After finally figuring out how to get into my school email  (I actually had to make a second Microsoft account so I could bypass my regular email account-another password to remember) I figured, a week before classes, I should check to see if I have any messages from my professors. Great idea, right?  WRONG! I should have checked even sooner because guess what I had accumulated, due before the first day of my classes? One reading assignment, two quizzes, eight homework assignments and a partridge in a pear tree.

I then, realized, that even though I made it to the book store and got my books, I had none of the supplies I needed so it was back to campus I went.

I also bought myself a new printer to help with assignments and print outs of inappropriate cross stitch patterns. After I set up the printer, it read “Error” for hours. How many? Don’t know. But long enough that the printer almost went out the damn window….a few times.

And then the anxiety kicks in more….

Assignment due dates approaching faster and faster.

OMG.

How am I going to do this?

Kids.

Rich.

Home.

Work.

Dance.

Sleep.

God, I already miss sleep and it has only been a week.

I tell myself, “You can do this!”

Then the anxiety kicks in and says, “Like Hell you can!”

Take a deep breath.

September 7th. My first day of classes.

Time to sign on.

Did I do this right? Shit, what if my assignment didn’t post?!?!

Damnit, my web cam doesn’t work! I need my camera on for class!

Panic.

Panic.

Panic.

Then the day was over just as fast as it began.

I know I have to adjust if I want to go to school.

School must be the priority.

It has been so long since I have made something for myself a priority that I now feel like I’m neglecting the kids and Rich…..

Why always with the “Mom guilt”?

Then little things bumps in the road start turning into small victories.
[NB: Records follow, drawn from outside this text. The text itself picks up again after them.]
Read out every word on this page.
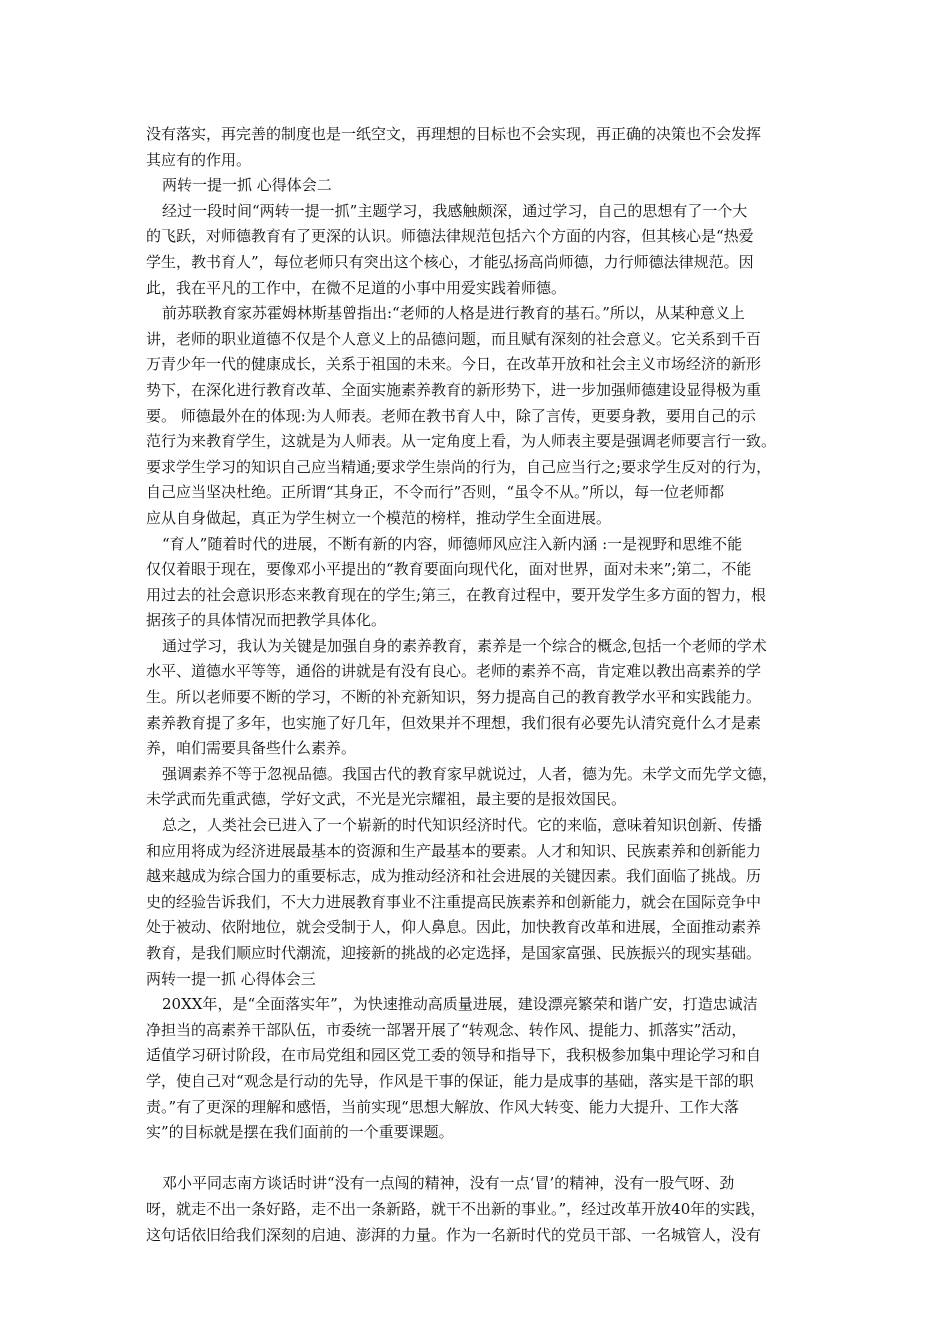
没有落实，再完善的制度也是一纸空文，再理想的目标也不会实现，再正确的决策也不会发挥
其应有的作用。
两转一提一抓 心得体会二
经过一段时间“两转一提一抓”主题学习，我感触颇深，通过学习，自己的思想有了一个大
的飞跃，对师德教育有了更深的认识。师德法律规范包括六个方面的内容，但其核心是“热爱
学生，教书育人”，每位老师只有突出这个核心，才能弘扬高尚师德，力行师德法律规范。因
此，我在平凡的工作中，在微不足道的小事中用爱实践着师德。
前苏联教育家苏霍姆林斯基曾指出:“老师的人格是进行教育的基石。”所以，从某种意义上
讲，老师的职业道德不仅是个人意义上的品德问题，而且赋有深刻的社会意义。它关系到千百
万青少年一代的健康成长，关系于祖国的未来。今日，在改革开放和社会主义市场经济的新形
势下，在深化进行教育改革、全面实施素养教育的新形势下，进一步加强师德建设显得极为重
要。 师德最外在的体现:为人师表。老师在教书育人中，除了言传，更要身教，要用自己的示
范行为来教育学生，这就是为人师表。从一定角度上看，为人师表主要是强调老师要言行一致。
要求学生学习的知识自己应当精通;要求学生崇尚的行为，自己应当行之;要求学生反对的行为，
自己应当坚决杜绝。正所谓“其身正，不令而行”否则，“虽令不从。”所以，每一位老师都
应从自身做起，真正为学生树立一个模范的榜样，推动学生全面进展。
“育人”随着时代的进展，不断有新的内容，师德师风应注入新内涵 :一是视野和思维不能
仅仅着眼于现在，要像邓小平提出的“教育要面向现代化，面对世界，面对未来”;第二，不能
用过去的社会意识形态来教育现在的学生;第三，在教育过程中，要开发学生多方面的智力，根
据孩子的具体情况而把教学具体化。
通过学习，我认为关键是加强自身的素养教育，素养是一个综合的概念,包括一个老师的学术
水平、道德水平等等，通俗的讲就是有没有良心。老师的素养不高，肯定难以教出高素养的学
生。所以老师要不断的学习，不断的补充新知识，努力提高自己的教育教学水平和实践能力。
素养教育提了多年，也实施了好几年，但效果并不理想，我们很有必要先认清究竟什么才是素
养，咱们需要具备些什么素养。
强调素养不等于忽视品德。我国古代的教育家早就说过，人者，德为先。未学文而先学文德，
未学武而先重武德，学好文武，不光是光宗耀祖，最主要的是报效国民。
总之，人类社会已进入了一个崭新的时代知识经济时代。它的来临，意味着知识创新、传播
和应用将成为经济进展最基本的资源和生产最基本的要素。人才和知识、民族素养和创新能力
越来越成为综合国力的重要标志，成为推动经济和社会进展的关键因素。我们面临了挑战。历
史的经验告诉我们，不大力进展教育事业不注重提高民族素养和创新能力，就会在国际竞争中
处于被动、依附地位，就会受制于人，仰人鼻息。因此，加快教育改革和进展，全面推动素养
教育，是我们顺应时代潮流，迎接新的挑战的必定选择，是国家富强、民族振兴的现实基础。
两转一提一抓 心得体会三
20XX年，是“全面落实年”，为快速推动高质量进展，建设漂亮繁荣和谐广安，打造忠诚洁
净担当的高素养干部队伍，市委统一部署开展了“转观念、转作风、提能力、抓落实”活动，
适值学习研讨阶段，在市局党组和园区党工委的领导和指导下，我积极参加集中理论学习和自
学，使自己对“观念是行动的先导，作风是干事的保证，能力是成事的基础，落实是干部的职
责。”有了更深的理解和感悟，当前实现“思想大解放、作风大转变、能力大提升、工作大落
实”的目标就是摆在我们面前的一个重要课题。
邓小平同志南方谈话时讲“没有一点闯的精神，没有一点‘冒’的精神，没有一股气呀、劲
呀，就走不出一条好路，走不出一条新路，就干不出新的事业。”，经过改革开放40年的实践，
这句话依旧给我们深刻的启迪、澎湃的力量。作为一名新时代的党员干部、一名城管人，没有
Crock pot bags?!?! Why have I not used these sooner? I made two dinners (was one even a new recipe called  “cowboy casserole “) with enough leftovers for lunches during the day. It literally took less than a minute to clean! Packed up the leftovers, pulled the bag out and threw it in the trash and wiped everything down! Not only did I buy more of these bags but I’m also starting to think I should take stock out on them!

I realized I have to make time for reading and homework. This is a must. So in between teaching dance classes and taking them, I was lucky enough to find myself in the break room.

I was able enough to pass in one assignment after another. I also don’t think I bombed any of my quizzes.

I’m trying to take the semester in baby steps.

One class at a time.

One chapter at a time.

One assignment at a time.

One week down.

I’m so tired. My eyes are tired. My mind is racing. I just need to focus.

Welp, signing off for now! May the luck of good health follow everyone this school year.

One response to “I survived!”

  1. Friend I’m so unbelievably proud of u 🥰 u are an amazing person inside and out and doing something to better u will b an adjustment but if there’s anyone I kno that can do it, it’s YOU !!! Keep ur chin up and keep pressing, YOU GOT THIS !!!!